How low did they go?
Since the housing market crisis, mortgage interest rates have dropped to new depths in efforts to keep U.S. homes affordable. Freddie Mac reported a drop in rates for the first 11 weeks of the year, producing interest rates that are now at an all-time low and only expected to get significantly higher. 30-year conventional fixed-rate mortgages have reached 3.5%, with even lower rates in FHA and VA mortgages. In fact, today’s interest rates are so low, compared to the start of the year, that buyers are paying 16% less on their mortgage interest payments.
What about sales?
Real estate trends show sales remain at their strongest levels in eight years.
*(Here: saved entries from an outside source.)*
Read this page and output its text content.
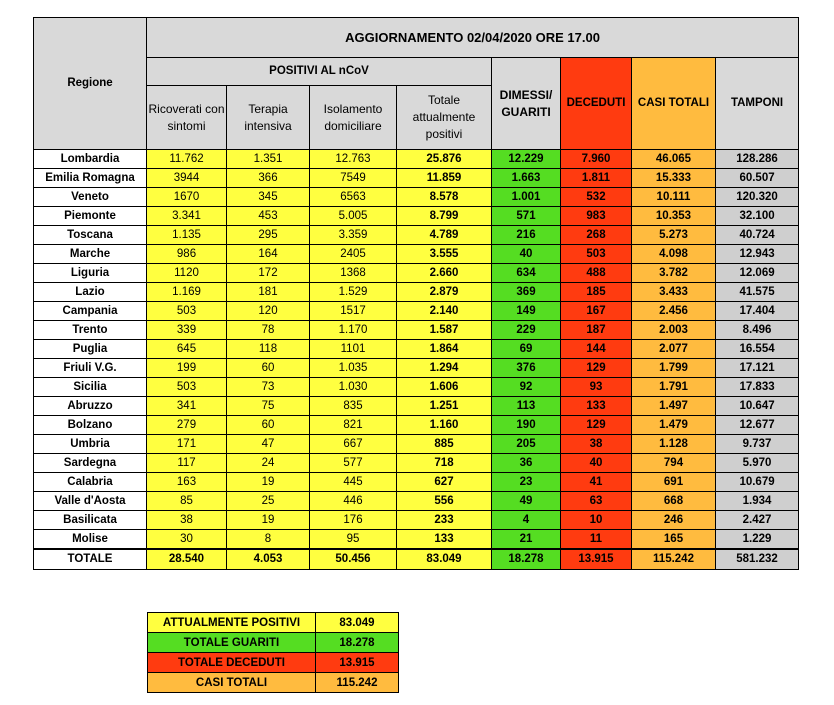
Regione	AGGIORNAMENTO 02/04/2020 ORE 17.00							
	POSITIVI AL nCoV				DIMESSI/ GUARITI	DECEDUTI	CASI TOTALI	TAMPONI
	Ricoverati con sintomi	Terapia intensiva	Isolamento domiciliare	Totale attualmente positivi				
Lombardia	11.762	1.351	12.763	25.876	12.229	7.960	46.065	128.286
Emilia Romagna	3944	366	7549	11.859	1.663	1.811	15.333	60.507
Veneto	1670	345	6563	8.578	1.001	532	10.111	120.320
Piemonte	3.341	453	5.005	8.799	571	983	10.353	32.100
Toscana	1.135	295	3.359	4.789	216	268	5.273	40.724
Marche	986	164	2405	3.555	40	503	4.098	12.943
Liguria	1120	172	1368	2.660	634	488	3.782	12.069
Lazio	1.169	181	1.529	2.879	369	185	3.433	41.575
Campania	503	120	1517	2.140	149	167	2.456	17.404
Trento	339	78	1.170	1.587	229	187	2.003	8.496
Puglia	645	118	1101	1.864	69	144	2.077	16.554
Friuli V.G.	199	60	1.035	1.294	376	129	1.799	17.121
Sicilia	503	73	1.030	1.606	92	93	1.791	17.833
Abruzzo	341	75	835	1.251	113	133	1.497	10.647
Bolzano	279	60	821	1.160	190	129	1.479	12.677
Umbria	171	47	667	885	205	38	1.128	9.737
Sardegna	117	24	577	718	36	40	794	5.970
Calabria	163	19	445	627	23	41	691	10.679
Valle d'Aosta	85	25	446	556	49	63	668	1.934
Basilicata	38	19	176	233	4	10	246	2.427
Molise	30	8	95	133	21	11	165	1.229
TOTALE	28.540	4.053	50.456	83.049	18.278	13.915	115.242	581.232
ATTUALMENTE POSITIVI	83.049
TOTALE GUARITI	18.278
TOTALE DECEDUTI	13.915
CASI TOTALI	115.242
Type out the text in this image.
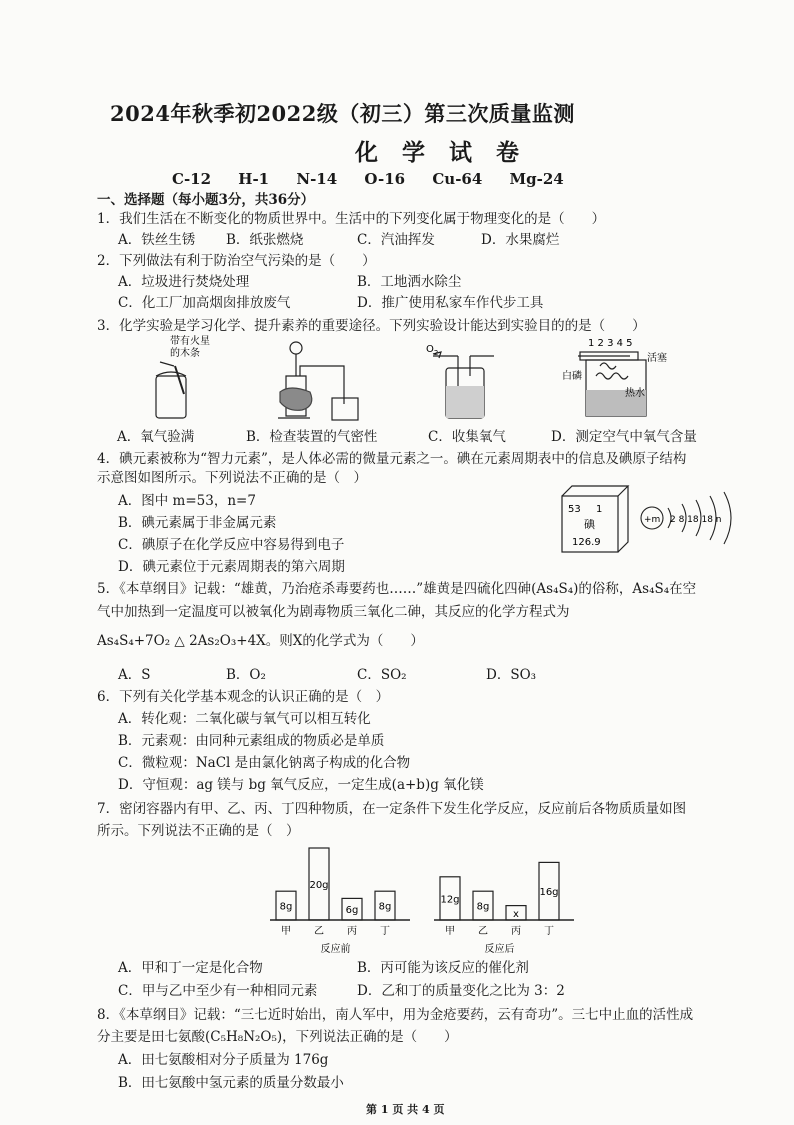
2024年秋季初2022级（初三）第三次质量监测
化 学 试 卷
C-12 H-1 N-14 O-16 Cu-64 Mg-24
一、选择题（每小题3分，共36分）
1．我们生活在不断变化的物质世界中。生活中的下列变化属于物理变化的是（　　）
A．铁丝生锈 B．纸张燃烧	C．汽油挥发	D．水果腐烂
2．下列做法有利于防治空气污染的是（　　）
A．垃圾进行焚烧处理	B．工地洒水除尘
C．化工厂加高烟囱排放废气	D．推广使用私家车作代步工具
3．化学实验是学习化学、提升素养的重要途径。下列实验设计能达到实验目的的是（　　）
带有火星
的木条	$O_2$
1 2 3 4 5
活塞
白磷
热水
A．氧气验满	B．检查装置的气密性	C．收集氧气	D．测定空气中氧气含量
4．碘元素被称为“智力元素”，是人体必需的微量元素之一。碘在元素周期表中的信息及碘原子结构
示意图如图所示。下列说法不正确的是（　）
A．图中 m=53，n=7
B．碘元素属于非金属元素
C．碘原子在化学反应中容易得到电子
D．碘元素位于元素周期表的第六周期
53 1
碘
126.9
+m 2 8 18 18 n
5．《本草纲目》记载：“雄黄，乃治疮杀毒要药也……”雄黄是四硫化四砷(As₄S₄)的俗称，As₄S₄在空
气中加热到一定温度可以被氧化为剧毒物质三氧化二砷，其反应的化学方程式为
As₄S₄+7O₂ △ 2As₂O₃+4X。则X的化学式为（　　）
A．S	B．O₂	C．SO₂	D．SO₃
6．下列有关化学基本观念的认识正确的是（　）
A．转化观：二氧化碳与氧气可以相互转化
B．元素观：由同种元素组成的物质必是单质
C．微粒观：NaCl 是由氯化钠离子构成的化合物
D．守恒观：ag 镁与 bg 氧气反应，一定生成(a+b)g 氧化镁
7．密闭容器内有甲、乙、丙、丁四种物质，在一定条件下发生化学反应，反应前后各物质质量如图
所示。下列说法不正确的是（　）
8g
甲
20g
乙
6g
丙
8g
丁
反应前
12g
甲
8g
乙
x
丙
16g
丁
反应后
A．甲和丁一定是化合物	B．丙可能为该反应的催化剂
C．甲与乙中至少有一种相同元素	D．乙和丁的质量变化之比为 3：2
8．《本草纲目》记载：“三七近时始出，南人军中，用为金疮要药，云有奇功”。三七中止血的活性成
分主要是田七氨酸(C₅H₈N₂O₅)，下列说法正确的是（　　）
A．田七氨酸相对分子质量为 176g
B．田七氨酸中氢元素的质量分数最小
第 1 页 共 4 页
Demand is strong, especially with mortgage rates reaching 3-year lows. This increased demand has prompted a scarcity of inventory, particularly for homes on the lower end of the market. Without additional inventory home prices may rise, affecting the budgets of prospective buyers.
Good advice for buyers
Watching interest rates over home purchase prices – and being patient for the right home to show itself – is advisable for today’s active buyers, as interest rates affect overall affordability in terms of monthly payments, as well as total long-run expenses. Without taking advantage of today’s low rates, buyers could end up spending considerably more on interest over the years than they would on a higher purchase price.